SUKABUMIUPDATE.com - Majelis Ulama Indonesia (MUI) Kecamatan Cikidang, Kabupaten Sukabumi mengklarifikasi soal adanya kegiatan keagamaan yang sempat diprotes beberapa warga Kampung Ciawitali, Desa Pangkalan. MUI memastikan, kegiatan keagamaan tersebut bukan aliran sesat.
Hal itu diungkapkan Ketua MUI Cikidang, Deden Zainal Mutaqqin. Deden mengklarifikasi bahwa dirinya tidak pernah menyebut aliran yang dimaksud, diduga sesat.
"Tidak ada kata-kata saya yang menyatakan jemaah diduga sesat.

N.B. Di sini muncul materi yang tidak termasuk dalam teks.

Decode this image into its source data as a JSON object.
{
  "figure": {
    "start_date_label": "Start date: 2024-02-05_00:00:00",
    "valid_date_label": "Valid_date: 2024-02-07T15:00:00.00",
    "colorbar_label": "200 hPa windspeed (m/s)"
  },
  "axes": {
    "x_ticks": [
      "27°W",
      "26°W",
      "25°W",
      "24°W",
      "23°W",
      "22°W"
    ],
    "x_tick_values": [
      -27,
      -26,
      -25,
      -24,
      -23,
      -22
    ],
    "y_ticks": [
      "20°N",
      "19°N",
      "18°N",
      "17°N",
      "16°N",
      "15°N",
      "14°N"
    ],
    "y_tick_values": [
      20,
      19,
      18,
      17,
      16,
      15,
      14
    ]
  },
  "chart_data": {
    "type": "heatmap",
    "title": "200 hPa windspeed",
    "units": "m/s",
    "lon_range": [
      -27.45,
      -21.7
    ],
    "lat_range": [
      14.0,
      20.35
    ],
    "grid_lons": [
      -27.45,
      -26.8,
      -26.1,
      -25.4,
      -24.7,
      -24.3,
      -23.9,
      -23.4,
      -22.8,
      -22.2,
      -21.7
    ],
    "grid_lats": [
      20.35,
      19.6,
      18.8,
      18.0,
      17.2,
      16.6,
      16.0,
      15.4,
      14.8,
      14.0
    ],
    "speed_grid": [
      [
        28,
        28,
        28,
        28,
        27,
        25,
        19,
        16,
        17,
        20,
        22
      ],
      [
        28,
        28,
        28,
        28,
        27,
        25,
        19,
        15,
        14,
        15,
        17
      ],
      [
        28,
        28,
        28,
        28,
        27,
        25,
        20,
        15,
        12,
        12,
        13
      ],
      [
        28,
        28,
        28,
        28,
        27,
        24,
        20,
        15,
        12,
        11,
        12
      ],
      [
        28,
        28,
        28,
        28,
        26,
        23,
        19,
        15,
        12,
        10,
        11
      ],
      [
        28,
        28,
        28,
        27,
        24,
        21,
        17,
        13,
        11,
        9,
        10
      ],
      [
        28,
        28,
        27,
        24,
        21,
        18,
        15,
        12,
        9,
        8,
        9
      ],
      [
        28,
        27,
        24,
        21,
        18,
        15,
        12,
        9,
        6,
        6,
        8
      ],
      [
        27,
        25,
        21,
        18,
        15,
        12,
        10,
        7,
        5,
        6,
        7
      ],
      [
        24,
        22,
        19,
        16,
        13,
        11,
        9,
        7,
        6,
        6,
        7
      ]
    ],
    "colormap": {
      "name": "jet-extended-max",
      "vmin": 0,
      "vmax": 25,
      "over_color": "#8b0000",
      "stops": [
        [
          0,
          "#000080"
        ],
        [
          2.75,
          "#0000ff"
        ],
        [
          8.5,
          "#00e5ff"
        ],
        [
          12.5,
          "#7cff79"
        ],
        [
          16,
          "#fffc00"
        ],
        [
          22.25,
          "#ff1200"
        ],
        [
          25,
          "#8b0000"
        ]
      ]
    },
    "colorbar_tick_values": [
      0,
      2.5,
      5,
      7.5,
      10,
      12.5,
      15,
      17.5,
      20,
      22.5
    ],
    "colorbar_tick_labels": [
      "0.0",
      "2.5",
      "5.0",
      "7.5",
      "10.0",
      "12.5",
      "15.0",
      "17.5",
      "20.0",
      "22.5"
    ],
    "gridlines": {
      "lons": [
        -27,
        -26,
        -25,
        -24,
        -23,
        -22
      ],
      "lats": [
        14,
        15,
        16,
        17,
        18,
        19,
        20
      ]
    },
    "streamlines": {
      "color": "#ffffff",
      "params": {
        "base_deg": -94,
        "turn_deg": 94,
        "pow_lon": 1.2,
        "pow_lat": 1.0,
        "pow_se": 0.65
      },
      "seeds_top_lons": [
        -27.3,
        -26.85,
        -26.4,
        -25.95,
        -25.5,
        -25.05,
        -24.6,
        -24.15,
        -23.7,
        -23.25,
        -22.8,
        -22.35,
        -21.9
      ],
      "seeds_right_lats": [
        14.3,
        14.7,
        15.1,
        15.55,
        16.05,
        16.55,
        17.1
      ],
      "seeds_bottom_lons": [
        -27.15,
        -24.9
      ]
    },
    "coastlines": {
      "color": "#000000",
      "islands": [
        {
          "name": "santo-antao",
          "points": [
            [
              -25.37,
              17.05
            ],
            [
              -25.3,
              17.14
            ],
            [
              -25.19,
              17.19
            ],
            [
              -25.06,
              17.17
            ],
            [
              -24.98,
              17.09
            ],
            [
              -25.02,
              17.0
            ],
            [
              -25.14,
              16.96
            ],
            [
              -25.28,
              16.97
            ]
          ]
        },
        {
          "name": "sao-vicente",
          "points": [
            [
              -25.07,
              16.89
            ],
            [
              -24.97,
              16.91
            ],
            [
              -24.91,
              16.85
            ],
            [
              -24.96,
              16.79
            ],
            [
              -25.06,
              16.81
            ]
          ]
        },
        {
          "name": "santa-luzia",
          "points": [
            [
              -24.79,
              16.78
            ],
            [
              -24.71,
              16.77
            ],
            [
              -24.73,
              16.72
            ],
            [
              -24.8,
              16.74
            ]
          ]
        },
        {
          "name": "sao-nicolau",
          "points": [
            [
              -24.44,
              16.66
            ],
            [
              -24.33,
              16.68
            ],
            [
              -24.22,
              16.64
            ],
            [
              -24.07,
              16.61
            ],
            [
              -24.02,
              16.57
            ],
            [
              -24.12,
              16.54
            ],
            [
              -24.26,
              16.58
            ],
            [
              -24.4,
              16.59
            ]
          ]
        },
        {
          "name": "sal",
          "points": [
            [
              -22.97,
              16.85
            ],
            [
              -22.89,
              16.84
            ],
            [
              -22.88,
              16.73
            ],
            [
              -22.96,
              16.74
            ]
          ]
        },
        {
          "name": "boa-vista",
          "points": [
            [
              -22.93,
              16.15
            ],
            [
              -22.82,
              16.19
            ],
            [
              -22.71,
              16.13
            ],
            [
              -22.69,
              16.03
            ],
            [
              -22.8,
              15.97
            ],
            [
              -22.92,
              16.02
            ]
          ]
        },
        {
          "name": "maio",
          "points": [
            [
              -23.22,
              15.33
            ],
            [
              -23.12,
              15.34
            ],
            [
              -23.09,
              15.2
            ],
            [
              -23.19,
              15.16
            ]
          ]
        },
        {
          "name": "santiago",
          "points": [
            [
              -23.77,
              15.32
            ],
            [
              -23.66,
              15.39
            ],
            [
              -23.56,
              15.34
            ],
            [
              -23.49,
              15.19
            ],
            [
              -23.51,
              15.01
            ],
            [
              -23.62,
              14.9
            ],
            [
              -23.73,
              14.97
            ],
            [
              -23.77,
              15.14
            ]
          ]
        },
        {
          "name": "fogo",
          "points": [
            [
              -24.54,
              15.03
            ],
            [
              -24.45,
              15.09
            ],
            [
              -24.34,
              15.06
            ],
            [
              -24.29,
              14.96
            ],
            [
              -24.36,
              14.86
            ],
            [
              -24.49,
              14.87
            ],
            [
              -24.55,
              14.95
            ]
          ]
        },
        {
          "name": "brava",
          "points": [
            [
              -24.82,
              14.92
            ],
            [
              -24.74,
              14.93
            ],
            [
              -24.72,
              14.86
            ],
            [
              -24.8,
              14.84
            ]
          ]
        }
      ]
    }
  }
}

Apalagi itu dipimpin oleh guru saya," ujar Deden ditemui sukabumiupdate.com di Kantor MUI Kabupaten Sukabumi, Kamis (27/9/2018).
Deden menjelaskan, kegiatan keagamaan itu dipimpin putra dari KH Abdulhaq Nuh Allahu yarham, yang akrab disapa Aang Nuh. Beliau adalah kyai ternama dari Kabupaten Cianjur.
BACA JUGA: Soal Kerajaan Ubur-ubur, MUI Minta Masyarakat Sukabumi Melapor Bila Ada Ajaran Menyimpang
Terkait permasalahan di Cikidang, lanjut Deden, pihaknya hanya bermaksud menengahi pihak pondok pesantren dengan warga yang protes. Agar kesalahpahaman yang ada tidak terus bergulir.
"Karena pimpinan Pesantren Gentur itu, guru saya. Sedangkan warga Cikidang, khususnya Ciawi Tali, Desa Pangkalan, itu masyarakat saya," tutur Deden.
Deden tidak memungkiri adanya protes beberapa warga terkait aktivitas pembangunan pesantren dari Ponpes Gentur di Cikidang. Berdasarkan kesepakatan yang dibuat para pihak terkait dalam pertemuan di Kantor Desa Pangkalan beberapa waktu lalu, untuk sementara pembangunan pesantren diistirahatkan.
Meski begitu, Deden kembali menegaskan, bukan berarti kegiatan keagamaan yang diprotes warga adalah sesat. "Ponpes Gentur itu guru kita semua. Sangat jauh dari sesat," tutur Deden.
BACA JUGA: Wakil Bupati Sukabumi Bicara Sumbangsih Bahtsul Masail MUI Bagi Umat
Soal adanya warga yang menuduh sesat, Deden pun mengaku tidak tahu. Menurutnya, itu persoalan bersifat pribadi. "Lebih baik klarifikasi langsung ke yang bersangkutan (yang menuduh sesat,red)," imbuh Deden.
MUI, kata Deden, sudah menentukan 10 kategori ajaran atas nama Islam, yang bisa disebut sesat. Diantaranya jika mengurangi atau menambah rukun iman dan Islam, memindahkan Baitullah, serta mengganti Alquran dan nabi.
"Harapan saya, majelis talim salawat yang dipimpin putra dari Aang Nuh harus dilanjutkan. Saya menyetujui salawat itu, engak ada yang sesat," pungkas Deden.